France and Portugal are the only countries in Europe where these rules are set by the government. Elsewhere, windows are negotiated contractually by a film’s producer and distributor, often with the exhibitor community.
Besides the long SVOD window, Disney is up against the free channels in France which have also obtained an exclusive window on all films, including those produced in-house by streaming services belonging to American studios. Under current guidelines, platforms must pull titles from their platform only five months after offering them to their subscribers. In principle, the free channels only have a month’s exclusivity on films produced in-house by streamers with budgets over 25 million euros. But even then, platforms must automatically remove these titles from their SVOD services after five months, while broadcasters have 14 months to program these films.
The measures were imposed on the studio by the French government even though it had not signed the deal after months of heated debates with other industry players.
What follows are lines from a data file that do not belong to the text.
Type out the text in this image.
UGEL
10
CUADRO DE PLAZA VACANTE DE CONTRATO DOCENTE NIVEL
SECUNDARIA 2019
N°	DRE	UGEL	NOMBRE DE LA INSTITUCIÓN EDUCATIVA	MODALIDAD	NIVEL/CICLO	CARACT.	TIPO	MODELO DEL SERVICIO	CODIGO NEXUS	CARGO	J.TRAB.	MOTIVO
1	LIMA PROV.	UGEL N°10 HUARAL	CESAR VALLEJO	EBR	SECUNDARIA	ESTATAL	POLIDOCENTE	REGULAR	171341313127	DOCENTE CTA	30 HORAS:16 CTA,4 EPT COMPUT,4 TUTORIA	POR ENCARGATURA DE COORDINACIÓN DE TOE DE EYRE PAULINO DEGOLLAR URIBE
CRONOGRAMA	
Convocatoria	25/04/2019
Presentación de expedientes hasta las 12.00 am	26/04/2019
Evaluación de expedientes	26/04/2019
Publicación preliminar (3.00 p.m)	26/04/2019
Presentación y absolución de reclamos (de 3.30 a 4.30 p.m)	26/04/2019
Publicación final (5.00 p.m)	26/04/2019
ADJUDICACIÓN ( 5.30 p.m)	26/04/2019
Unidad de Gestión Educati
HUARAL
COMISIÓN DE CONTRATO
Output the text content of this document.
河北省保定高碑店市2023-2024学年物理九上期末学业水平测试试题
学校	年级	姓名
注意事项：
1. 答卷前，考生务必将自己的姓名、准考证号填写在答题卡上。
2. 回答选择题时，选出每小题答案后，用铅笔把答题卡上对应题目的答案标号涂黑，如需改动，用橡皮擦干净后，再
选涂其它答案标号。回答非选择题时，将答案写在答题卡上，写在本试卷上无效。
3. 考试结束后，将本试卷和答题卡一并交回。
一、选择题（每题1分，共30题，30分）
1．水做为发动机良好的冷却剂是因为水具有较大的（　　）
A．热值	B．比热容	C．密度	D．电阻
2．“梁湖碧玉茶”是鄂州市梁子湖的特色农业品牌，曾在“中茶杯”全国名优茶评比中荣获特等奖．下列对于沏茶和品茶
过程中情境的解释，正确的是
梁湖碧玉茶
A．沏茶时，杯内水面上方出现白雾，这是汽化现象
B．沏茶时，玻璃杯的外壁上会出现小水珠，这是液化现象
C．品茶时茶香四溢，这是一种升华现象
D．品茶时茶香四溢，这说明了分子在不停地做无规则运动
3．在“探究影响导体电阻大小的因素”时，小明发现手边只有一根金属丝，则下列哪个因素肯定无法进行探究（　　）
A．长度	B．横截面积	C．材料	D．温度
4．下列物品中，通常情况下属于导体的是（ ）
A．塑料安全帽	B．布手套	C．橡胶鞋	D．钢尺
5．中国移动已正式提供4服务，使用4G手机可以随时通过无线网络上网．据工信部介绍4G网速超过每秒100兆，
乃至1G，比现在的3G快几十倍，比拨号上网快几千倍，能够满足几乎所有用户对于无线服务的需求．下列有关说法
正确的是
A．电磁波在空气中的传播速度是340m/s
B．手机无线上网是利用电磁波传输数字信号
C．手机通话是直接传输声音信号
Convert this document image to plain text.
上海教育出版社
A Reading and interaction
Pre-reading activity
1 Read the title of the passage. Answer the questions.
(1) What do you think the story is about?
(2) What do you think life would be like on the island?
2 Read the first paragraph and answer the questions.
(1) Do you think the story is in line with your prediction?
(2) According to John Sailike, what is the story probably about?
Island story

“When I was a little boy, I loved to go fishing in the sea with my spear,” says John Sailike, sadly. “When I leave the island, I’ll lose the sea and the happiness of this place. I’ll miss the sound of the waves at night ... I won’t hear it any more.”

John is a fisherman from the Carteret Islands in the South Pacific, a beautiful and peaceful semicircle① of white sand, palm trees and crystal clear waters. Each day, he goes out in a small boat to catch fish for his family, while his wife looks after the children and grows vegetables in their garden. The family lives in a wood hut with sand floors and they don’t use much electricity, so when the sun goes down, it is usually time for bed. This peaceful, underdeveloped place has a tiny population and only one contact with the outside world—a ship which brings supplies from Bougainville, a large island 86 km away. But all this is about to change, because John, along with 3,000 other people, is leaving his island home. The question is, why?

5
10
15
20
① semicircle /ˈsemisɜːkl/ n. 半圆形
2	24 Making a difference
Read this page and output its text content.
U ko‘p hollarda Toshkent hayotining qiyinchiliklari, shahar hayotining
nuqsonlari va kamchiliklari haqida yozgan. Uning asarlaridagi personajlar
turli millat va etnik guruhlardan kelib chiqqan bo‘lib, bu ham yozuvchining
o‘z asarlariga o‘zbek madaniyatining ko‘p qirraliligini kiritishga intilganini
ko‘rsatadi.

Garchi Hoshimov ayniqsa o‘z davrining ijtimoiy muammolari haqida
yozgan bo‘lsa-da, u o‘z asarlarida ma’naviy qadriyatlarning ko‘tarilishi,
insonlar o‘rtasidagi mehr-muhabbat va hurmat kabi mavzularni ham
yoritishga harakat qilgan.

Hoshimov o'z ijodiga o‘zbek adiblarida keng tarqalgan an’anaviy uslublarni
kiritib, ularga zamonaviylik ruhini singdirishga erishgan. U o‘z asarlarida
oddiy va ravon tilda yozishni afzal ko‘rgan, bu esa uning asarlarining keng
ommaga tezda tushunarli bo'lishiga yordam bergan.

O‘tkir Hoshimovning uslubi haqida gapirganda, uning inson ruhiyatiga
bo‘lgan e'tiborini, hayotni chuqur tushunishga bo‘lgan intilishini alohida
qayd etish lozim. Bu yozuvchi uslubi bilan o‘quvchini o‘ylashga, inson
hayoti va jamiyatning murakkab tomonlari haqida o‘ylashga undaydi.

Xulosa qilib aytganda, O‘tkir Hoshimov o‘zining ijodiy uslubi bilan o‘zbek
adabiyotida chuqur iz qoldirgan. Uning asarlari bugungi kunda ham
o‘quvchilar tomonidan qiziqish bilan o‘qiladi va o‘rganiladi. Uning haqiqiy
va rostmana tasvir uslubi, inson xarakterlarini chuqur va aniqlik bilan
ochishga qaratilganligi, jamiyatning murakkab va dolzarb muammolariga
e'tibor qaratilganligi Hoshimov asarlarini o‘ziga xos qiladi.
The French exhibitors’ organization issued a statement on Wednesday asking the National Film Board to step in and mediate discussions between all affected parties ahead of the renegotiation of the current windowing rules, which is scheduled for January 24, 2023. Disney’s decision could cloud those talks, putting pressure on authorities to drastically change the length of time that movies must only be shown in theaters.
“Only the French government, on which the CNC depends, can modify the exclusive windows allocated to theaters and free channels,” said Marc Missonnier, a producer who was part of the working group that negotiated an agreement that made streaming mandatory. services invest a portion of their revenue to support local content.
Missionnier said the issue of free channels is one of three challenges raised by streamers, with the exclusive four-month window that is given to exhibitors and the SVOD window set at 15 months (for Netflix) or 17 months for d other services including Disney.
“If we take into consideration the fact that the window used everywhere between theaters and streaming is 45 to 60 days, we can easily imagine the risk of piracy in France where films will not be legally available online for four months. after their release. in cinemas,” Missonnier said.
He thinks it’s time to review the windows.
“If we cut it in half and put that window at two months, that would already be a big step forward and it would be a good way to get streamers to play the ball,” added Missonnier.